Une classe politique défaitiste
Censée faire l’union sacrée autour du Mali, la classe politique, elle, se contente de protéger son beafteak. Votée à l’unanimité, à l’Assemblée nationale, la prorogation – pour la deuxième fois consécutive – du mandat des députés en est la parfaite illustration. Aucun ministre, ni député, encore moins les fonctionnaires n’ont proposé qu’une partie de leurs indemnités soient affectées à l’armée pour lui permettre de faire face à ces deux périls, qui menacent l’existence de notre pays.
Pire, aucun leader politique n’a eu le courage de dénoncer le « double jeu » de la France, ni son échec au Mali. Comme ce fût de Chérif Sy, ministre burkinabè de la Défense, qui disait dans une interview accordée, récemment, à nos confrères du « Sahélien du Faso » : « La France n’a pas intérêt à chasser les djihadistes. Pourquoi ? Parce que ses contrats militaires vont s’arrêter ; les ventes d’armes vers l’Afrique vont baisser… Les conflits sont maintenus, artificiellement. Car le pillage des matières premières ne sera plus possible ou sera très couteux ».
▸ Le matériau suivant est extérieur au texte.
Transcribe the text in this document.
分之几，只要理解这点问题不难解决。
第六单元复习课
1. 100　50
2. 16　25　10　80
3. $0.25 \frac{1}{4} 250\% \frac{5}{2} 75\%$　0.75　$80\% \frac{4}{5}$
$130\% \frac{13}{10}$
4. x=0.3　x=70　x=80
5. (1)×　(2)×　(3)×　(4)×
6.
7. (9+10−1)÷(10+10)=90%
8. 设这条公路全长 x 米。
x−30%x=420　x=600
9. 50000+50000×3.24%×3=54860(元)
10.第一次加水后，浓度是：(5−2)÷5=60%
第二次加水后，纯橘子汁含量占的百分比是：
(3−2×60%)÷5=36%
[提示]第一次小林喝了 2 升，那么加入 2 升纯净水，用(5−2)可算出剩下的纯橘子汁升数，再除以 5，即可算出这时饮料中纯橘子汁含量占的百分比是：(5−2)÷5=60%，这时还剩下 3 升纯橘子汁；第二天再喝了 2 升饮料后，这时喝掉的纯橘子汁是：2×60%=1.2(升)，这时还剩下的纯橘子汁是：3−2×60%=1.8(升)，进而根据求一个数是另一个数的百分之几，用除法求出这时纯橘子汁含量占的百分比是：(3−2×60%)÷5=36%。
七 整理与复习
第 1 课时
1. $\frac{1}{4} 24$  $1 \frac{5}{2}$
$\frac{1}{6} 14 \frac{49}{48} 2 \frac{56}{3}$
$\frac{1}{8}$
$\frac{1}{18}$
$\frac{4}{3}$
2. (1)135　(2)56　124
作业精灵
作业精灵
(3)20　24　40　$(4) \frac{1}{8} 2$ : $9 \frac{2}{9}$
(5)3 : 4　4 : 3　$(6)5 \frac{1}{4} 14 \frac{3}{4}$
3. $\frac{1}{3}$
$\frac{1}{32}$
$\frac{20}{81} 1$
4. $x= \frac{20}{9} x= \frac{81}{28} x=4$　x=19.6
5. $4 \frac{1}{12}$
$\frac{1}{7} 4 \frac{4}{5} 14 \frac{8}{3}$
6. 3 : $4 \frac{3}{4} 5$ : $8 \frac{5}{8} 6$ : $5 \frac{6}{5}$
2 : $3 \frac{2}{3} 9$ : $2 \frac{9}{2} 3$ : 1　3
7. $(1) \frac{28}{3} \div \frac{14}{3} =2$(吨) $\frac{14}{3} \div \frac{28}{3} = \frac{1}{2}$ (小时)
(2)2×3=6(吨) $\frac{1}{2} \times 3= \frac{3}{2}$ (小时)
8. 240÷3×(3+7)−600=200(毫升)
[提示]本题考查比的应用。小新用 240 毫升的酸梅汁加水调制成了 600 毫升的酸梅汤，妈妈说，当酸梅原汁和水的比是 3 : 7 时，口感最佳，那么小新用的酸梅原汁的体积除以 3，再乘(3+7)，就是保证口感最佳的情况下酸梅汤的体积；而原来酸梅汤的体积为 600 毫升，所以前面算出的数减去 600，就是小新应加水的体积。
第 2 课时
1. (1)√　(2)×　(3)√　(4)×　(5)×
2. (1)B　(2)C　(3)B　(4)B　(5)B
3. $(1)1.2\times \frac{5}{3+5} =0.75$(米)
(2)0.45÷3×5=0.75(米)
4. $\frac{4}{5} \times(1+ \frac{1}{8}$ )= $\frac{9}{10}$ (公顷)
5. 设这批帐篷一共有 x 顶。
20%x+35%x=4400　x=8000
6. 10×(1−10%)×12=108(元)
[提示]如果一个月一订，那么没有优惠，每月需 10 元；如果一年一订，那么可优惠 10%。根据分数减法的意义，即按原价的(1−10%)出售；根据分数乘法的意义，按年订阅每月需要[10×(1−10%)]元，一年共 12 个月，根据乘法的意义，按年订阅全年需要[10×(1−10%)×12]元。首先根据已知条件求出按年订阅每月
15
C’est pour toutes ces raisons, que les Maliens doivent se mettre débout, comme un seul homme, pour défendre leur pays. Soit, en obligeant la communauté dite « internationale » – à jouer franc jeu avec notre pays. Soit, en obligeant le gouvernement à mettre plus de moyens au service de nos forces armées et de sécurité.
A ton appel, Mali
Le Mali est à un tournant décisif de son histoire. Ce n’est plus une question d’IBK, de Soumaïla Cissé, de parti ou d’idéologie politiques ; il s’agit, désormais, du Mali, l’héritage que nous ont légué Soundiata Keïta, Tiéba et Babemba Traoré, Askia Mohamed, Firhoun, Samory Touré et autres Banzani Théra… Ils ont choisi de se battre jusqu’à la mort, plutôt que de voir leur nation tomber aux mains de l’envahisseur blanc ? « La mort plutôt que la honte ! », disaient-ils. Et nous ?
Débout, Maliens ! Car, l’heure n’est plus aux critiques stériles, aux incantations, encore moins aux querelles politiciennes ; mais à la mobilisation générale autour du seul héritage qui nous est commun : le Mali.
Si nous nous couchons, nous sommes morts. Et le Mali, avec.